Ilustrasi (Foto: Istimewa/internet)
RIAU1.COM - Dokter spesialis jantung dan pembuluh darah, dr.Berlian Idris Sp.JP(K), FIHA, MPH, DSc dengan tegas menolak Omnibus law RUU Cipta Kerja yang telah resmi disahkan di rapat paripurna DPR kemarin.
Penolakan ini disampaikannya melalui akun media sosial Twitter miliknya @berlianidris, Selasa, 6 Oktober 2020.
Dia menolak lantaran tenaga kesehatan juga akan terkena imbas dari RUU Cipta Kerja tersebut. Itu lantaran dia menganggap dokter dan lainnya masuk dalam kategori buruh di dunia tenaga kerja.
" Saya buruh di RS tempat saya bekerja. Setiap buruh pasti terdampak UU Cipta Kerja. #tolakomnisbuslaw," tulisnya.
Netizen yang mengikuti akun media sosial Twitter miliknya kebanyakan menyetujui cuitannya itu. Bahkan diantaranya memuji komentarnya karena tak malu mengakui bahwa dirinya adalah buruh.
" Agree. Selama msh terima gaji bulanan dr tempat kita bekerja, kita adalah Buruh. Setiap buruh pasti terdampak UU cilaka," tulis akun @SbastianHakim.
" Setuju, selama masih bekerja dengan orang intinya tetap buruh. Buruh pada bidangnya masing2," tulis @roticoklatt_.
" Selama tangan masih dibawah, apapun pangkatnya, berapapun gajinya, tetaplah BURUH!!!," jelas @ArekBetek.

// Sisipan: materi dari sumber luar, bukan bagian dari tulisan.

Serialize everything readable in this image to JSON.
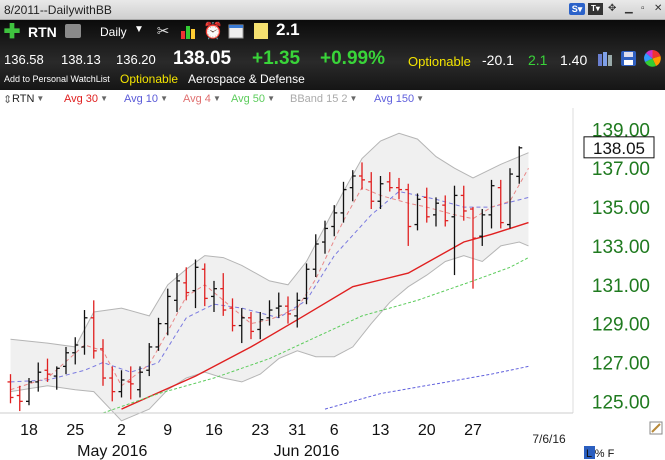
{
  "window": {
    "title": "8/2011--DailywithBB"
  },
  "toolbar": {
    "symbol": "RTN",
    "period": "Daily",
    "value_box": "2.1",
    "open": "136.58",
    "high": "138.13",
    "low": "136.20",
    "last": "138.05",
    "change": "+1.35",
    "change_pct": "+0.99%",
    "optionable": "Optionable",
    "metric1": "-20.1",
    "metric2": "2.1",
    "metric3": "1.40",
    "watchlist": "Add to Personal WatchList",
    "sector": "Aerospace & Defense",
    "optionable2": "Optionable"
  },
  "legend": [
    {
      "label": "RTN",
      "color": "#222222"
    },
    {
      "label": "Avg 30",
      "color": "#e02020"
    },
    {
      "label": "Avg 10",
      "color": "#5a5ad8"
    },
    {
      "label": "Avg 4",
      "color": "#e07070"
    },
    {
      "label": "Avg 50",
      "color": "#5ccc5c"
    },
    {
      "label": "BBand 15 2",
      "color": "#aaaaaa"
    },
    {
      "label": "Avg 150",
      "color": "#6060dd"
    }
  ],
  "status": {
    "date": "7/6/16",
    "scale": "L % F"
  },
  "chart_data": {
    "type": "ohlc",
    "symbol": "RTN",
    "y_ticks": [
      "139.00",
      "137.00",
      "135.00",
      "133.00",
      "131.00",
      "129.00",
      "127.00",
      "125.00"
    ],
    "ylim": [
      124.4,
      140.1
    ],
    "last_label": "138.05",
    "x_ticks": [
      {
        "label": "18",
        "idx": 2
      },
      {
        "label": "25",
        "idx": 7
      },
      {
        "label": "May 2016",
        "idx": 11
      },
      {
        "label": "2",
        "idx": 12
      },
      {
        "label": "9",
        "idx": 17
      },
      {
        "label": "16",
        "idx": 22
      },
      {
        "label": "23",
        "idx": 27
      },
      {
        "label": "Jun 2016",
        "idx": 32
      },
      {
        "label": "31",
        "idx": 31
      },
      {
        "label": "6",
        "idx": 35
      },
      {
        "label": "13",
        "idx": 40
      },
      {
        "label": "20",
        "idx": 45
      },
      {
        "label": "27",
        "idx": 50
      },
      {
        "label": "7/6/16",
        "idx": 55
      }
    ],
    "bars": [
      {
        "o": 126.0,
        "h": 126.4,
        "l": 124.9,
        "c": 125.2
      },
      {
        "o": 125.3,
        "h": 125.8,
        "l": 124.5,
        "c": 125.0
      },
      {
        "o": 125.0,
        "h": 126.2,
        "l": 124.8,
        "c": 126.0
      },
      {
        "o": 126.0,
        "h": 127.0,
        "l": 125.5,
        "c": 126.5
      },
      {
        "o": 126.6,
        "h": 127.2,
        "l": 126.0,
        "c": 126.4
      },
      {
        "o": 126.3,
        "h": 126.8,
        "l": 125.6,
        "c": 126.7
      },
      {
        "o": 126.8,
        "h": 127.8,
        "l": 126.4,
        "c": 127.5
      },
      {
        "o": 127.5,
        "h": 128.3,
        "l": 126.9,
        "c": 127.9
      },
      {
        "o": 127.8,
        "h": 129.7,
        "l": 127.4,
        "c": 129.3
      },
      {
        "o": 129.3,
        "h": 130.2,
        "l": 127.2,
        "c": 127.6
      },
      {
        "o": 127.7,
        "h": 128.2,
        "l": 125.8,
        "c": 126.2
      },
      {
        "o": 126.2,
        "h": 126.8,
        "l": 125.0,
        "c": 125.5
      },
      {
        "o": 125.5,
        "h": 126.6,
        "l": 125.2,
        "c": 126.1
      },
      {
        "o": 126.0,
        "h": 126.8,
        "l": 125.1,
        "c": 125.9
      },
      {
        "o": 125.6,
        "h": 126.8,
        "l": 125.2,
        "c": 126.5
      },
      {
        "o": 126.6,
        "h": 128.0,
        "l": 126.3,
        "c": 127.8
      },
      {
        "o": 127.8,
        "h": 129.3,
        "l": 127.6,
        "c": 129.0
      },
      {
        "o": 129.0,
        "h": 130.8,
        "l": 128.4,
        "c": 130.4
      },
      {
        "o": 130.2,
        "h": 131.6,
        "l": 129.6,
        "c": 131.2
      },
      {
        "o": 131.1,
        "h": 131.9,
        "l": 130.2,
        "c": 130.6
      },
      {
        "o": 130.7,
        "h": 132.3,
        "l": 129.8,
        "c": 131.9
      },
      {
        "o": 131.8,
        "h": 132.1,
        "l": 129.9,
        "c": 130.3
      },
      {
        "o": 130.4,
        "h": 131.2,
        "l": 129.6,
        "c": 130.8
      },
      {
        "o": 130.8,
        "h": 131.6,
        "l": 129.4,
        "c": 129.7
      },
      {
        "o": 129.8,
        "h": 130.3,
        "l": 128.6,
        "c": 128.9
      },
      {
        "o": 128.9,
        "h": 129.8,
        "l": 128.0,
        "c": 129.3
      },
      {
        "o": 129.3,
        "h": 129.6,
        "l": 128.2,
        "c": 128.6
      },
      {
        "o": 128.7,
        "h": 129.6,
        "l": 128.2,
        "c": 129.2
      },
      {
        "o": 129.3,
        "h": 130.2,
        "l": 128.9,
        "c": 129.7
      },
      {
        "o": 129.8,
        "h": 130.6,
        "l": 129.3,
        "c": 129.9
      },
      {
        "o": 129.9,
        "h": 130.4,
        "l": 129.0,
        "c": 129.5
      },
      {
        "o": 129.4,
        "h": 130.6,
        "l": 128.8,
        "c": 130.2
      },
      {
        "o": 130.3,
        "h": 132.1,
        "l": 130.0,
        "c": 131.8
      },
      {
        "o": 131.8,
        "h": 133.6,
        "l": 131.4,
        "c": 133.1
      },
      {
        "o": 133.2,
        "h": 134.3,
        "l": 132.6,
        "c": 133.9
      },
      {
        "o": 134.0,
        "h": 135.1,
        "l": 133.5,
        "c": 134.7
      },
      {
        "o": 134.7,
        "h": 136.3,
        "l": 134.2,
        "c": 135.9
      },
      {
        "o": 136.0,
        "h": 136.9,
        "l": 135.3,
        "c": 136.6
      },
      {
        "o": 136.6,
        "h": 137.3,
        "l": 135.9,
        "c": 136.4
      },
      {
        "o": 136.3,
        "h": 136.8,
        "l": 134.9,
        "c": 135.3
      },
      {
        "o": 135.3,
        "h": 136.6,
        "l": 134.9,
        "c": 136.2
      },
      {
        "o": 136.3,
        "h": 136.8,
        "l": 135.8,
        "c": 136.0
      },
      {
        "o": 136.0,
        "h": 136.5,
        "l": 135.4,
        "c": 135.9
      },
      {
        "o": 135.9,
        "h": 136.2,
        "l": 133.0,
        "c": 134.0
      },
      {
        "o": 134.1,
        "h": 135.7,
        "l": 133.8,
        "c": 135.4
      },
      {
        "o": 135.5,
        "h": 136.0,
        "l": 134.2,
        "c": 134.5
      },
      {
        "o": 134.6,
        "h": 135.5,
        "l": 134.0,
        "c": 135.2
      },
      {
        "o": 135.1,
        "h": 135.6,
        "l": 134.0,
        "c": 134.3
      },
      {
        "o": 134.5,
        "h": 136.1,
        "l": 131.5,
        "c": 135.6
      },
      {
        "o": 135.6,
        "h": 136.1,
        "l": 134.3,
        "c": 134.8
      },
      {
        "o": 134.9,
        "h": 135.0,
        "l": 130.8,
        "c": 133.4
      },
      {
        "o": 133.5,
        "h": 134.9,
        "l": 133.0,
        "c": 134.6
      },
      {
        "o": 134.6,
        "h": 136.4,
        "l": 133.9,
        "c": 136.1
      },
      {
        "o": 136.0,
        "h": 136.4,
        "l": 133.9,
        "c": 134.2
      },
      {
        "o": 134.1,
        "h": 137.0,
        "l": 133.9,
        "c": 136.7
      },
      {
        "o": 136.58,
        "h": 138.13,
        "l": 136.2,
        "c": 138.05
      }
    ],
    "series": [
      {
        "name": "Avg 30",
        "color": "#e02020",
        "dash": "",
        "data": [
          [
            12,
            124.6
          ],
          [
            20,
            126.3
          ],
          [
            26,
            127.8
          ],
          [
            31,
            129.2
          ],
          [
            37,
            130.9
          ],
          [
            43,
            131.6
          ],
          [
            49,
            133.2
          ],
          [
            52,
            133.6
          ],
          [
            56,
            134.2
          ]
        ]
      },
      {
        "name": "Avg 50",
        "color": "#5ccc5c",
        "dash": "3,2",
        "data": [
          [
            10,
            124.4
          ],
          [
            16,
            125.4
          ],
          [
            22,
            126.2
          ],
          [
            28,
            127.2
          ],
          [
            33,
            128.3
          ],
          [
            38,
            129.4
          ],
          [
            44,
            130.2
          ],
          [
            50,
            131.2
          ],
          [
            54,
            131.9
          ],
          [
            56,
            132.4
          ]
        ]
      },
      {
        "name": "Avg 150",
        "color": "#6060dd",
        "dash": "3,2",
        "data": [
          [
            34,
            124.6
          ],
          [
            40,
            125.4
          ],
          [
            46,
            125.9
          ],
          [
            52,
            126.4
          ],
          [
            56,
            126.8
          ]
        ]
      },
      {
        "name": "Avg 10",
        "color": "#7a7ae0",
        "dash": "4,3",
        "data": [
          [
            0,
            126.0
          ],
          [
            4,
            126.1
          ],
          [
            8,
            126.6
          ],
          [
            10,
            127.0
          ],
          [
            13,
            126.5
          ],
          [
            16,
            127.0
          ],
          [
            19,
            129.3
          ],
          [
            22,
            130.0
          ],
          [
            25,
            129.8
          ],
          [
            29,
            129.3
          ],
          [
            32,
            130.2
          ],
          [
            35,
            132.5
          ],
          [
            39,
            134.6
          ],
          [
            42,
            135.8
          ],
          [
            46,
            135.4
          ],
          [
            49,
            135.0
          ],
          [
            52,
            135.0
          ],
          [
            56,
            135.5
          ]
        ]
      },
      {
        "name": "Avg 4",
        "color": "#e88888",
        "dash": "4,3",
        "data": [
          [
            0,
            125.6
          ],
          [
            4,
            126.2
          ],
          [
            8,
            127.9
          ],
          [
            10,
            127.6
          ],
          [
            12,
            125.8
          ],
          [
            15,
            126.9
          ],
          [
            17,
            128.6
          ],
          [
            19,
            130.4
          ],
          [
            21,
            131.0
          ],
          [
            23,
            130.2
          ],
          [
            26,
            129.0
          ],
          [
            28,
            129.2
          ],
          [
            31,
            129.8
          ],
          [
            33,
            131.3
          ],
          [
            36,
            134.3
          ],
          [
            38,
            136.0
          ],
          [
            40,
            135.6
          ],
          [
            43,
            135.2
          ],
          [
            45,
            135.0
          ],
          [
            48,
            134.6
          ],
          [
            50,
            134.4
          ],
          [
            52,
            135.0
          ],
          [
            54,
            135.3
          ],
          [
            56,
            137.0
          ]
        ]
      }
    ],
    "bband_upper": [
      [
        0,
        128.2
      ],
      [
        4,
        128.0
      ],
      [
        7,
        127.8
      ],
      [
        9,
        129.6
      ],
      [
        12,
        129.8
      ],
      [
        15,
        129.4
      ],
      [
        17,
        131.0
      ],
      [
        19,
        131.8
      ],
      [
        21,
        132.5
      ],
      [
        23,
        132.4
      ],
      [
        25,
        132.0
      ],
      [
        28,
        131.2
      ],
      [
        30,
        131.0
      ],
      [
        32,
        132.2
      ],
      [
        34,
        134.0
      ],
      [
        36,
        135.8
      ],
      [
        38,
        137.5
      ],
      [
        40,
        138.4
      ],
      [
        42,
        138.8
      ],
      [
        44,
        138.5
      ],
      [
        46,
        137.6
      ],
      [
        48,
        137.0
      ],
      [
        50,
        136.5
      ],
      [
        53,
        137.2
      ],
      [
        55,
        137.6
      ],
      [
        56,
        137.8
      ]
    ],
    "bband_lower": [
      [
        0,
        125.5
      ],
      [
        4,
        125.8
      ],
      [
        7,
        125.6
      ],
      [
        9,
        125.5
      ],
      [
        12,
        124.0
      ],
      [
        15,
        124.6
      ],
      [
        17,
        125.6
      ],
      [
        19,
        126.2
      ],
      [
        21,
        126.5
      ],
      [
        23,
        126.2
      ],
      [
        25,
        126.0
      ],
      [
        27,
        126.4
      ],
      [
        29,
        127.2
      ],
      [
        31,
        127.6
      ],
      [
        33,
        127.3
      ],
      [
        35,
        127.3
      ],
      [
        37,
        127.8
      ],
      [
        39,
        129.0
      ],
      [
        41,
        130.1
      ],
      [
        43,
        130.9
      ],
      [
        45,
        131.5
      ],
      [
        47,
        132.2
      ],
      [
        49,
        132.5
      ],
      [
        51,
        132.2
      ],
      [
        53,
        133.0
      ],
      [
        55,
        133.2
      ],
      [
        56,
        133.0
      ]
    ]
  }
}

Dikutip dari tirto.id, Pasal yang bermasalah tentang ketenagakerjaan di RUU Cipta Kerja diantarannya adalah Pasar 77A.
Pasal ini memungkinkan peningkatan waktu kerja lembur untuk sektor tertentu. Pengusaha dapat memberlakukan waktu kerja yang melebihi ketentuan sebagaimana dimaksud dalam Pasal 77 ayat (2) untuk jenis pekerjaan atau sektor usaha tertentu.
Kemudian Pasal 88C. RUU Cipta Kerja juga menambahkan pasal 88C yang menghapuskan upah minimum Kota/Kabupaten (UMK) sebagai dasar upah minimum pekerja.
Hal ini dapat menyebabkan pengenaan upah minimum yang dipukul rata di semua kota dan kabupaten, terlepas dari perbedaan biaya hidup setiap daerah.
Lalu Pasal 88D. Dalam RUU Cipta Kerja, tingkat inflasi tidak lagi menjadi pertimbangan dalam menetapkan upah minimum.
Berlanjut ke Pasal 91. Pasal 91 dari UU Ketenagakerjaan dihapus. Pasal ini memuat tentang kewajiban pengusaha untuk membayar upah pekerja dengan gaji yang sesuai dengan standar upah minimum dalam peraturan perundang-undangan.
Kemudian Pasal 93. Ayat 2 RUU Cipta Kerja juga mengubah ketentuan cuti yang tertuang dalam pasal 93 ayat 2 UU Ketenagakerjaan. RUU ini menghapus cuti khusus atau izin tak masuk saat haid hari pertama bagi perempuan (a).